Malaysia Set to Execute Brothers Over 2006 Murder: Amnesty International

Ray Sherman
Kuala Lumpur
170314-MY-execution-620.jpg Family members and others participate in a candlelight vigil for the Batumalai brothers at the Kajang Prison on Tuesday night.
Courtesy of Amnesty International

Malaysian authorities plan to execute two brothers on Wednesday for an 11-year-old murder even though the Pardons Board has not heard their latest clemency appeal, according to Amnesty International (AI).

Rames and Suthar Batumalai are to be hanged, according to AI officials, who stated that family members were notified Monday that the executions would occur on Friday. On Tuesday, prison authorities asked the Batumalai family to make their last visit.

AI Malaysia’s Executive Director Shamini Darshni Kaliemuthu condemned the “hurried and secretive” manner in which the brothers’ executions were to be carried out.

“Malaysia carries out executions on Friday mornings and this double execution would be the first-ever that we are aware of to take place on a Wednesday morning,” she said in a statement. “This is symbolic of the rushed nature of this particular execution.”

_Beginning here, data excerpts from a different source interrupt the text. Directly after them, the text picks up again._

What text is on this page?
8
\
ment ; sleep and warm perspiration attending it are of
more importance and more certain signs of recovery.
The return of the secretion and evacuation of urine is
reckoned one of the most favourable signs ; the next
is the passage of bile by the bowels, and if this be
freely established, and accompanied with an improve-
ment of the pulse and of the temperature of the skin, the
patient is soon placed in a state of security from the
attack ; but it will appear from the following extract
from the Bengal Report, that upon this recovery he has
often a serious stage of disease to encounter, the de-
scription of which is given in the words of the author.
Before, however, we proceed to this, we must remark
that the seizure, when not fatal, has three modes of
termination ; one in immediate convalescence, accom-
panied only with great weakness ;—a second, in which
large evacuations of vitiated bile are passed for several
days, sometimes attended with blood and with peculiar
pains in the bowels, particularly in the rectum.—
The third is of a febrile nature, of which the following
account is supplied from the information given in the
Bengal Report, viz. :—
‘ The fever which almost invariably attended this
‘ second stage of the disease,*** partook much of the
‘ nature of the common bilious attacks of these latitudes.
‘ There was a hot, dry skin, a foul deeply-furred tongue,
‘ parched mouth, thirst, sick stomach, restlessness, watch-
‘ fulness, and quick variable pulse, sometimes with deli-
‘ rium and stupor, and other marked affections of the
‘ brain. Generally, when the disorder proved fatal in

BenarNews attempts to reach Prison Department officials were unsuccessful.

The brothers, age 40 and 45, were granted a temporary reprieve from the gallows on Feb. 24 following a petition by their 70-year-old mother to the ruler of the state of Negeri Sembilan, Tuanku Muhriz Tuanku Munawir. The petition pleaded for the death sentences to be commuted or replaced with a life sentence.

AI noted that last month, Sultan Sharafuddin Idris Shah of Selangor pardoned another inmate facing execution, reducing the sentence to life in prison.

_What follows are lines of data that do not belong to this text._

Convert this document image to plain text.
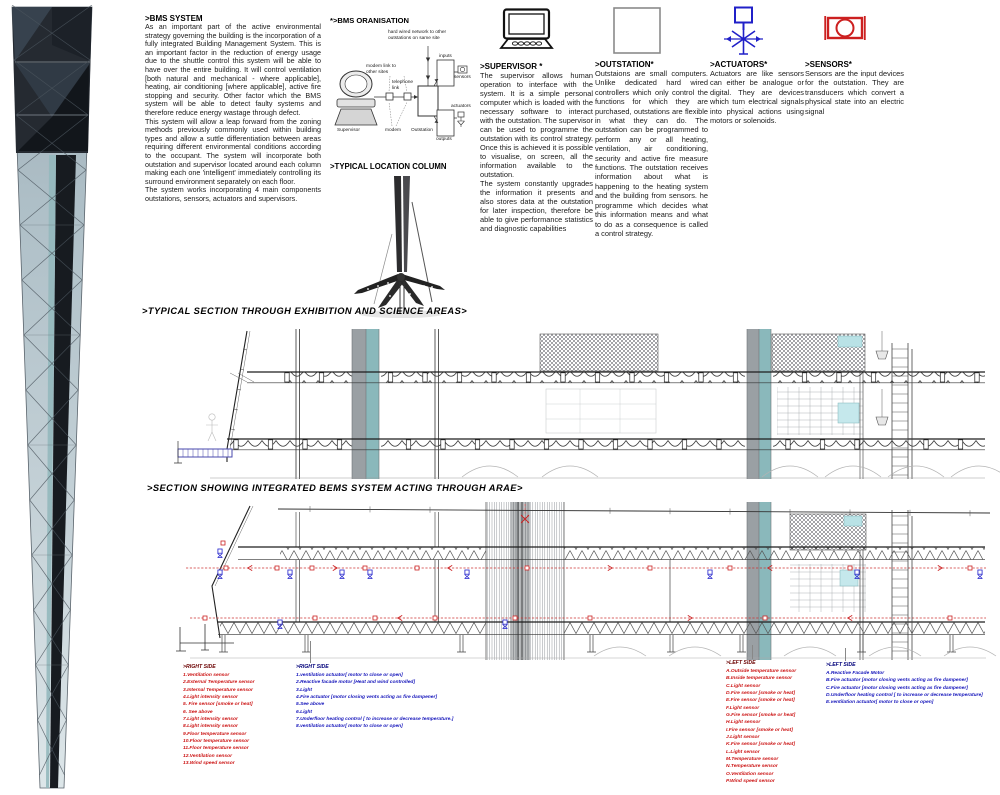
>BMS SYSTEM

As an important part of the active environmental strategy governing the building is the incorporation of a fully integrated Building Management System. This is an important factor in the reduction of energy usage due to the shuttle control this system will be able to have over the entire building. It will control ventilation [both natural and mechanical - where applicable], heating, air conditioning [where applicable], active fire stopping and security. Other factor which the BMS system will be able to detect faulty systems and therefore reduce energy wastage through defect.

This system will allow a leap forward from the zoning methods previously commonly used within building types and allow a suttle differentiation between areas requiring different environmental conditions according to the occupant. The system will incorporate both outstation and supervisor located around each column making each one 'intelligent' immediately controlling its surround environment separately on each floor.

The system works incorporating 4 main components outstations, sensors, actuators and supervisors.

*>BMS ORANISATION
hard wired network to other outstations on same site
modem link to other sites
telephone link
Supervisor	modem Outstation
inputs
sensors
outputs
actuators
>TYPICAL LOCATION COLUMN
>SUPERVISOR *

The supervisor allows human operation to interface with the system. It is a simple personal computer which is loaded with the necessary software to interact with the outstation. The supervisor can be used to programme the outstation with its control strategy. Once this is achieved it is possible to visualise, on screen, all the information available to the outstation.

The system constantly upgrades the information it presents and also stores data at the outstation for later inspection, therefore be able to give performance statistics and diagnostic capabilities

>OUTSTATION*

Outstaions are small computers. Unlike dedicated hard wired controllers which only control the functions for which they are purchased, outstations are flexible in what they can do. The outstation can be programmed to perform any or all heating, ventilation, air conditioning, security and active fire measure functions. The outstation receives information about what is happening to the heating system and the building from sensors. he programme which decides what this information means and what to do as a consequence is called a control strategy.

>ACTUATORS*

Actuators are like sensors can either be analogue or digital. They are devices which turn electrical signals into physical actions using motors or solenoids.

>SENSORS*

Sensors are the input devices for the outstation. They are transducers which convert a physical state into an electric signal

>TYPICAL SECTION THROUGH EXHIBITION AND SCIENCE AREAS>
>SECTION SHOWING INTEGRATED BEMS SYSTEM ACTING THROUGH ARAE>
>RIGHT SIDE
1.Ventilation sensor
2.External Temperature sensor
3.Internal Temperature sensor
4.Light intensity sensor
5. Fire sensor [smoke or heat]
6. See above
7.Light intensity sensor
8.Light intensity sensor
9.Floor temperature sensor
10.Floor temperature sensor
11.Floor temperature sensor
12.Ventilation sensor
13.Wind speed sensor
>RIGHT SIDE
1.ventilation actuator[ motor to close or open]
2.Reactive facade motor [Heat and wind controlled]
3.Light
4.Fire actuator [motor closing vents acting as fire dampener]
5.See above
6.Light
7.Underfloor heating control [ to increase or decrease temperature.]
8.ventilation actuator[ motor to close or open]
>LEFT SIDE
A.Outside temperature sensor
B.Inside temperature sensor
C.Light sensor
D.Fire sensor [smoke or heat]
E.Fire sensor [smoke or heat]
F.Light sensor
G.Fire sensor [smoke or heat]
H.Light sensor
I.Fire sensor [smoke or heat]
J.Light sensor
K.Fire sensor [smoke or heat]
L.Light sensor
M.Temperature sensor
N.Temperature sensor
O.Ventilation sensor
P.Wind speed sensor
>LEFT SIDE
A.Reactive Facade Motor
B.Fire actuator [motor closing vents acting as fire dampener]
C.Fire actuator [motor closing vents acting as fire dampener]
D.Underfloor heating control [ to increase or decrease temperature]
E.ventilation actuator[ motor to close or open]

The brothers, who maintain their innocence, were sentenced to death in April 2010 under Section 302 of the Penal Code for the murder of Krishnan Raman on Feb 4, 2006. Shamini claimed the brothers were convicted on circumstantial evidence as the High Court disregarded their claim that they merely intervened to stop two other men from attacking and killing the victim.

“Amnesty International has been informed that a fresh clemency application has been submitted by their lawyer on Feb. 23 and this has not been heard by the Pardons Board. This application includes a statutory declaration from the wife of the deceased, appealing to the Pardons Board for the brothers not be executed and instead be allowed to serve a life sentence,” Shamini said.

Malaysia is among 25 countries in the world imposing the death penalty on crimes including murder, drug, kidnapping, and waging war against the King.

Malaysian government and civil society leaders have been discussing abolishing mandatory death sentences.